Clinical & research challenges

Seeing a stricture is simple, assessing it is complex.

Patient-reported outcomes (PROs) can capture symptoms but often underestimate the burden of FSCD, as patients adapt diets and lifestyles to mask severity.

Endoscopy provides valuable mucosal information but offers limited insight into deeper layers of fibrosis or the functional impact of strictures.

Imaging (MRE, CTE, IUS) is already used in clinical practice to guide management - but in research and trials we face the added challenge of standardising measures across sites and correlating them with histology and outcomes.

Quantifying fibrosis is methodologically difficult. It is patchy, heterogeneous, and not directly visible on most standard clinical imaging sequences. This creates a major barrier for drug development, where regulators demand robust and reproducible measures.

The clinical burden is substantial: over 50% of Crohn’s patients develop strictures, and many ultimately require surgery, often with recurrence. Meanwhile, most current therapies are designed to control inflammation, not fibrosis - leaving a major unmet need in both clinical practice and clinical trials.

Beyond wall thickness:

Traditional measures such as bowel wall thickness often remain unchanged, even when symptoms improve. Motilent develops more sensitive imaging endpoints - such as disease length and volume - which offer a greater dynamic range and can be expressed as reproducible, cross-modality scores (MRE, CTE, IUS).

Function as well as form:

FSCD is not just about structure. Motility (bowel wall motion) can be readily measured with MRE and may detect changes invisible to static imaging. Peristaltic activity upstream, within, and downstream of strictures provides critical insights into disease phenotype and treatment response.

Here we can see a peristaltic activity across three types of FSCD. ('stricture' - 'pre-stricture')

Tools that make it possible:

Motilent’s flagship product, GIQuant, is already being used to quantify motility and build objective endpoints. Entrolytics complements this by providing an efficient way to review and interrogate cine loops across modalities.

Ongoing research:

Several publications are in development exploring these metrics in early-phase anti-fibrotic trials, with the goal of establishing practical endpoints that can be deployed at scale.

Not all strictures are created equal.

FSCD is highly heterogeneous. Some patients experience “fibrotic strictures” where mechanical obstruction dominates. For example, balloon dilation can dramatically improve symptoms even when there is little measurable change in bowel wall thickness, morphology, or motility. This heterogeneity poses major challenges for trials, as patient subtypes may respond very differently to therapy (ECCO p670 U. Derby & Burton).

A spectrum of disease.

Strictures exist on a continuum - from predominantly inflammatory to predominantly fibrotic. Imaging must reflect this complexity, helping to differentiate which patients are most likely to benefit from specific interventions.

No need to compromise.

While advanced imaging techniques and histology-based validation are being explored, they are often impractical at scale. Motilent focuses on methods that are robust, rapid, and deployable across sites in real-world settings. MRE remains the most systematic and objective option today, but ultrasound offers a powerful complementary modality - particularly for point-of-care assessment and patient follow-up.

Impact on trial design.

Selecting the wrong stricture phenotype risks enrolling patients unlikely to benefit, diluting trial outcomes. Imaging endpoints that capture both structure and function can help Sponsors stratify patients more effectively and design studies that reflect the underlying biology of FSCD.

The patient perspective

Living with stricturing Crohn’s is challenging.

Patients with FSCD often face a lifetime of recurrent obstructive symptoms, dietary restriction, hospitalisations, and multiple surgeries. The unpredictability of strictures - sudden blockages, pain, and fear of recurrence - creates a significant burden on quality of life.
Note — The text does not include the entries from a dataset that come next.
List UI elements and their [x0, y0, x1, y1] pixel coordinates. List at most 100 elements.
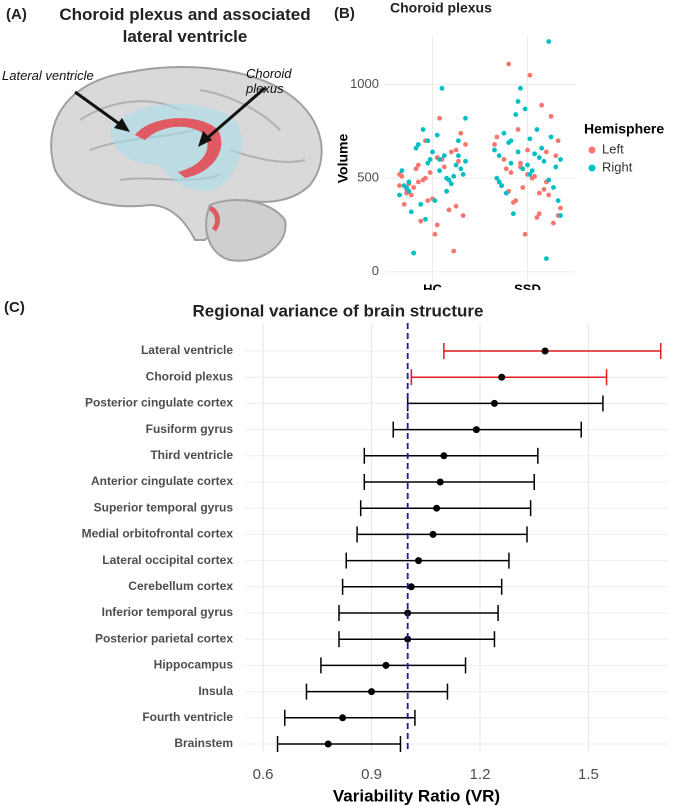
data-point	[456, 138, 461, 144]
data-point	[501, 130, 507, 136]
data-point	[553, 153, 559, 159]
y-tick-label: Fourth ventricle	[142, 710, 233, 724]
data-point	[555, 138, 561, 144]
data-point	[541, 186, 547, 192]
data-point	[508, 160, 514, 166]
data-point	[555, 198, 561, 204]
data-point	[525, 162, 530, 168]
data-point	[444, 175, 450, 181]
data-point	[551, 185, 556, 190]
data-point	[534, 215, 540, 220]
data-point	[520, 166, 526, 172]
data-point	[503, 190, 509, 196]
x-axis-label: Variability Ratio (VR)	[333, 787, 500, 806]
x-tick-label: 1.2	[470, 766, 491, 783]
forest-chart: (C) Regional variance of brain structure 0…	[4, 299, 668, 806]
y-axis-label: Volume	[335, 134, 351, 184]
data-point	[503, 166, 509, 172]
data-point	[494, 134, 500, 140]
y-tick-label: Brainstem	[174, 736, 233, 750]
data-point	[453, 162, 459, 168]
data-point	[536, 190, 542, 196]
point-estimate	[407, 583, 415, 591]
annotation: Lateral ventricle	[2, 68, 94, 83]
data-point	[399, 168, 405, 174]
cerebellum	[205, 199, 287, 262]
data-point	[525, 147, 530, 153]
data-point	[441, 153, 447, 159]
point-estimate	[339, 714, 347, 722]
data-point	[444, 188, 450, 194]
x-tick-label: 1.5	[578, 766, 599, 783]
data-point	[432, 231, 438, 237]
y-tick-label: Cerebellum cortex	[128, 579, 233, 593]
data-point	[434, 132, 440, 138]
data-point	[558, 213, 563, 218]
data-point	[496, 179, 502, 185]
point-estimate	[368, 688, 376, 696]
data-point	[553, 164, 559, 170]
choroid-plexus-4th	[208, 205, 220, 232]
data-point	[518, 160, 523, 166]
data-point	[548, 134, 554, 140]
data-point	[434, 222, 440, 228]
data-point	[453, 147, 459, 153]
data-point	[448, 181, 454, 187]
data-point	[548, 113, 554, 119]
data-point	[456, 158, 461, 164]
data-point	[432, 198, 438, 204]
data-point	[437, 168, 442, 174]
data-point	[404, 185, 409, 190]
data-point	[543, 256, 549, 262]
data-point	[423, 216, 428, 222]
data-point	[496, 153, 502, 159]
y-tick-label: 500	[357, 170, 379, 185]
x-tick-label: HC	[423, 281, 442, 290]
point-estimate	[429, 530, 437, 538]
data-point	[430, 149, 435, 155]
data-point	[418, 218, 424, 224]
strip-chart: (B) Choroid plexus Volume 0 500 1000 HC SSD Left…	[334, 0, 664, 290]
data-point	[448, 149, 454, 155]
data-point	[510, 200, 516, 205]
data-point	[529, 175, 535, 181]
data-point	[539, 145, 545, 151]
data-point	[415, 142, 421, 147]
data-point	[451, 248, 457, 254]
point-estimate	[490, 399, 498, 407]
panel-label: (A)	[6, 6, 27, 23]
data-point	[411, 185, 417, 190]
data-point	[451, 173, 457, 179]
data-point	[413, 145, 419, 151]
data-point	[492, 147, 497, 153]
arrow	[74, 90, 126, 130]
data-point	[506, 140, 512, 145]
data-point	[425, 138, 431, 144]
y-tick-label: Anterior cingulate cortex	[91, 474, 233, 488]
data-point	[522, 106, 528, 112]
point-estimate	[440, 452, 448, 460]
data-point	[463, 158, 468, 164]
data-point	[458, 166, 464, 172]
data-point	[460, 172, 466, 177]
legend-swatch	[588, 146, 596, 154]
data-point	[541, 158, 547, 164]
data-point	[456, 153, 461, 159]
data-point	[515, 127, 521, 132]
point-estimate	[415, 557, 423, 565]
data-point	[532, 151, 537, 157]
data-point	[539, 102, 545, 108]
x-tick-label: SSD	[514, 281, 541, 290]
annotation: Choroid plexus	[246, 66, 292, 96]
data-point	[418, 201, 424, 207]
data-point	[460, 213, 466, 218]
y-tick-label: Superior temporal gyrus	[94, 500, 234, 514]
data-point	[399, 173, 405, 179]
point-estimate	[436, 478, 444, 486]
point-estimate	[472, 426, 480, 434]
data-point	[551, 220, 556, 226]
data-point	[408, 192, 414, 198]
point-estimate	[433, 504, 441, 512]
legend-swatch	[588, 164, 596, 172]
y-tick-label: Lateral ventricle	[141, 343, 233, 357]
Currently, regulators only recognise PROs in this space. Yet many patients learn to “cope” by modifying diet or behaviour, masking the true impact of their disease. This gap highlights the importance of finding more meaningful ways to capture the patient experience.

Beyond personal impact, FSCD drives substantial health-economic burden: high rates of hospital admissions, surgical interventions, and repeat procedures. These costs add urgency to the search for better diagnostic and therapeutic strategies.

Motilent is addressing this not only through imaging but also by supporting patient engagement and education via IBDrelief and IBDmate. Patient-facing resources improve understanding, help patients feel more in control, and can also support clinical trial recruitment and retention - ensuring patients are better informed and more engaged throughout the study process.